An der Unstrutmündung stießen drei Stammesgebiete des ostfränkischen Reiches aneinander: Thüringen im Südwesten, Sachsen im Norden, slawisches Gebiet im Osten. Dort brach 1028 ein Aufstand aus, den Herrmann zum willkommenen Anlaß nahm, Kaiser Konrad zu drängen, den Bischofssitz von Zeitz nach Naumburg zu verlegen, was dieser mit beurkundeten eindringlichen Bitten beim Papst 1028 auch erreichte, als dieser den Umzug genehmigte. Unter der uns gut vertrauten Devise „Sicherheit geht vor“ bekam er eine politisch hochrangige Besetzung seines Stammsitzes und zugleich mit der noch zu errichtenden Bischofskirche eine Familiengrablege erster Klasse inklusive Memorialdienst, der so zur Chefsache wurde. Ob eine Verlegung seines Stammsitzes nach Zeitz nicht auch eine Option und vielleicht die bessere gewesen wäre, wissen wir nicht, ebenso wenig ob der Aufstand tatsächlich eine ernste Gefahr für den Bistumssitz gewesen war oder nur ein willkommener Vorwand. Bischof Hildeward zog jedenfalls um, alle waren zufrieden, nur die Zeitzer verloren ihren Bischofssitz, wurden mit einem Kollegiatstift abgespeist und gingen demzufolge faktisch leer aus. Das konnte wohl nicht gut gehen – eine Konkurrenz entstand, die bis heute politisch aktuell ist.
Zu Beginn des 13. Jahrhunderts verschärfte sich ausweislich überlieferter Urkunden die Auseinandersetzung um den rechtmäßigen Bischofssitz – offen ist, ob dies ein Auslöser oder Folge des Domneubaus in Naumburg war. Jedenfalls wurde in hohem Tempo der heutige spätromanische Dom erbaut und am 29.06.1242 geweiht. Aber das sollte nicht genügen, der Zwist zwischen dem Bistum in Naumburg und dem Stift in Zeitz ging natürlich weiter. Eine wirklich überzeugende Demonstration der Rechtmäßigkeit des Naumburger Bischofssitzes musste her. Schon wenige Jahre nach der Weihe des neuen Domes, der Mörtel muß noch frisch gewesen sein, kam der Entschluß zum Bau des Westchores als Ersatz der alten Stiftskirche und die Auftragerteilung an den Naumburger Meister.

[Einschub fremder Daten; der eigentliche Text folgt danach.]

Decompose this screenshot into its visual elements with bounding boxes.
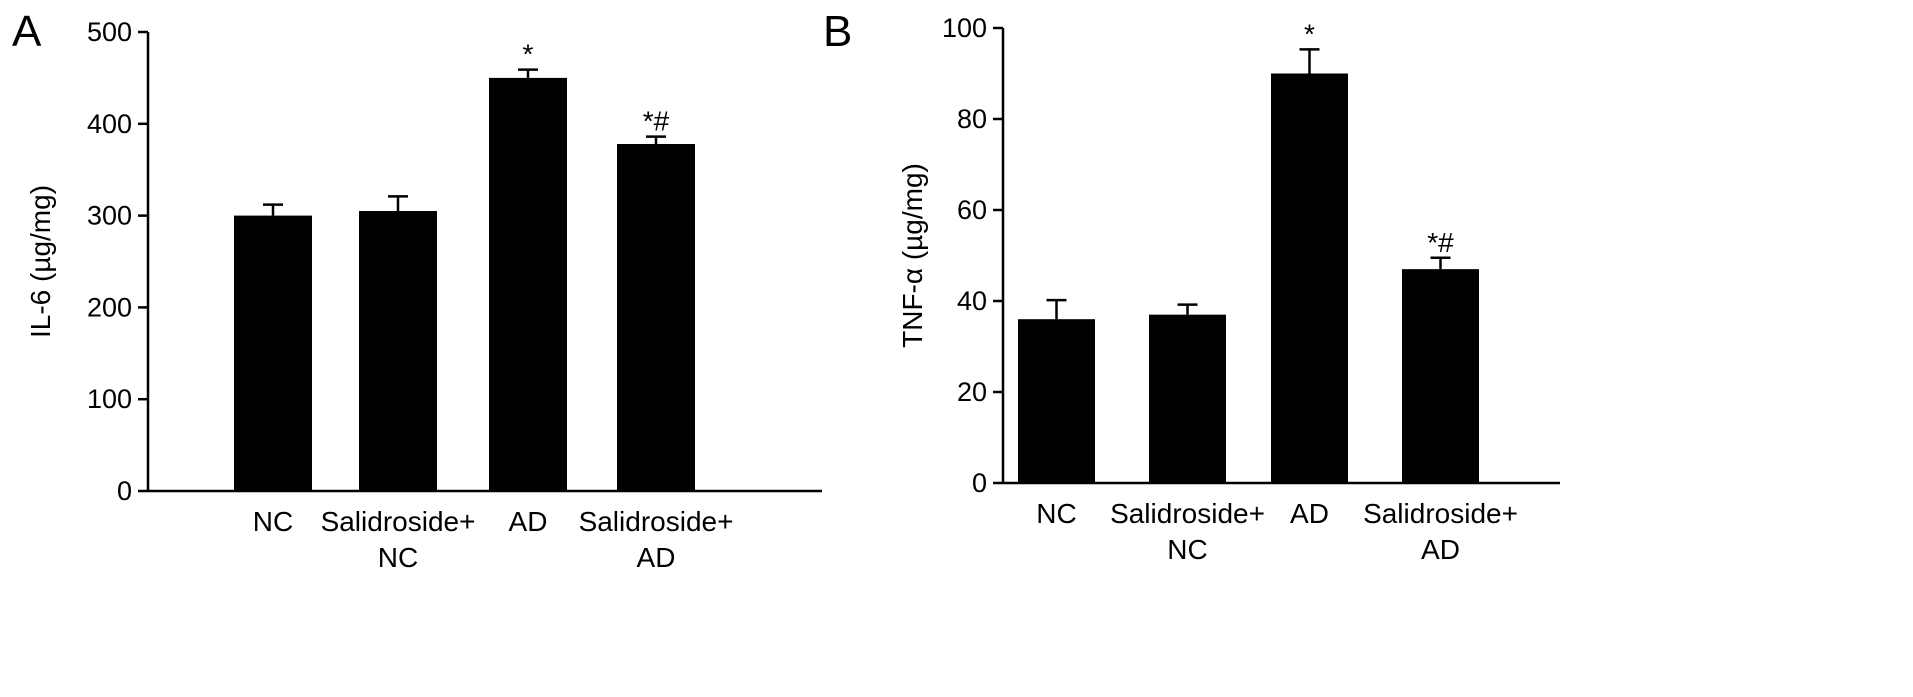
x-tick-label: AD (1290, 498, 1329, 529)
x-tick-label: NC (378, 542, 418, 573)
y-tick-label: 100 (942, 13, 987, 43)
x-tick-label: AD (509, 506, 548, 537)
y-tick-label: 100 (87, 384, 132, 414)
y-tick-label: 300 (87, 201, 132, 231)
panel-letter: A (12, 7, 42, 56)
bar (1271, 73, 1348, 483)
x-tick-label: Salidroside+ (321, 506, 476, 537)
significance-marker: *# (1427, 227, 1454, 258)
y-tick-label: 20 (957, 377, 987, 407)
x-tick-label: Salidroside+ (1363, 498, 1518, 529)
x-tick-label: AD (1421, 534, 1460, 565)
y-tick-label: 60 (957, 195, 987, 225)
y-axis-label: IL-6 (µg/mg) (25, 185, 56, 338)
y-tick-label: 400 (87, 109, 132, 139)
y-tick-label: 0 (117, 476, 132, 506)
x-tick-label: NC (253, 506, 293, 537)
bar (617, 143, 695, 491)
x-tick-label: NC (1167, 534, 1207, 565)
x-tick-label: AD (637, 542, 676, 573)
panel-b: B 0 20 40 60 80 100 TNF-α (µg/mg) NC Salidroside+… (823, 7, 1560, 565)
x-tick-label: NC (1036, 498, 1076, 529)
y-tick-label: 500 (87, 17, 132, 47)
significance-marker: * (523, 39, 534, 70)
bar (359, 211, 437, 491)
y-tick-label: 0 (972, 468, 987, 498)
panel-a: A 0 100 200 300 400 500 IL-6 (µg/mg) NC Salidrosi… (12, 7, 822, 573)
bar (1018, 319, 1095, 483)
y-tick-label: 80 (957, 104, 987, 134)
y-tick-label: 40 (957, 286, 987, 316)
bar (489, 77, 567, 492)
bar (1149, 314, 1226, 483)
x-tick-label: Salidroside+ (579, 506, 734, 537)
panel-letter: B (823, 7, 852, 56)
bar (1402, 269, 1479, 483)
y-axis-label: TNF-α (µg/mg) (897, 163, 928, 348)
significance-marker: *# (643, 106, 670, 137)
bar (234, 215, 312, 491)
significance-marker: * (1304, 18, 1315, 49)
x-tick-label: Salidroside+ (1110, 498, 1265, 529)
y-tick-label: 200 (87, 292, 132, 322)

Die herausgehobene Darstellung von weltlichen Stiftern im Chor sollte die Rechtmäßigkeit der Kirchengründung von 1050 unterstreichen und zugleich eine einzigartige Machtdemonstration bewirken. Der Westchor gilt erste raumprogrammatische Darstellung der Idee des Fegefeuers (purgatorium) und der Bedeutung von Stiftungen für die Kirche zur Rettung des eigenen Seelenheils in dieser monumentalen Form. Nach dem Durchtritt durch den Westlettner mit der Passionsgeschichte über dem Kopf, unmittelbar am gekreuzigten Christus vorbei und von oben streng durch das jüngste Gericht, der Leitidee des ganzen Westchores (mit der Drohung des unabänderlichen Richterspruchs) überwacht, muß der Anblick überwältigend gewesen sein: In einem spärlich beleuchtetem Raum schauten die damals noch leuchtend bunt bemalten Stifterfiguren von oben herab, umgeben von ebenso strahlenden bunten Fenstern (vor allem im Abendlicht), die eine klare Botschaft vermitteln: Oben thronen die Apostel und die Heiligen zusammen mit den Tugenden, darunter alle bisherigen Naumburger Bischöfe und neben ihnen die Stifter. Diese werden noch gerichtet, für deren Seelenheil muß also intensiv gebetet werden. Das war Aufgabe der Kirche (genauer: der Geistlichen der Stiftskirche) und bedurfte der Hoheit des Domkapitels mit dem Bischof an der Spitze – und dafür brauchten beide materiellen Besitz und politischen Einfluß. Wer dies gewährte, hatte gute Karten für das Himmelreich oder die Vermeidung der angedrohten Höllenqualen, je nach Lesart und Überzeugung.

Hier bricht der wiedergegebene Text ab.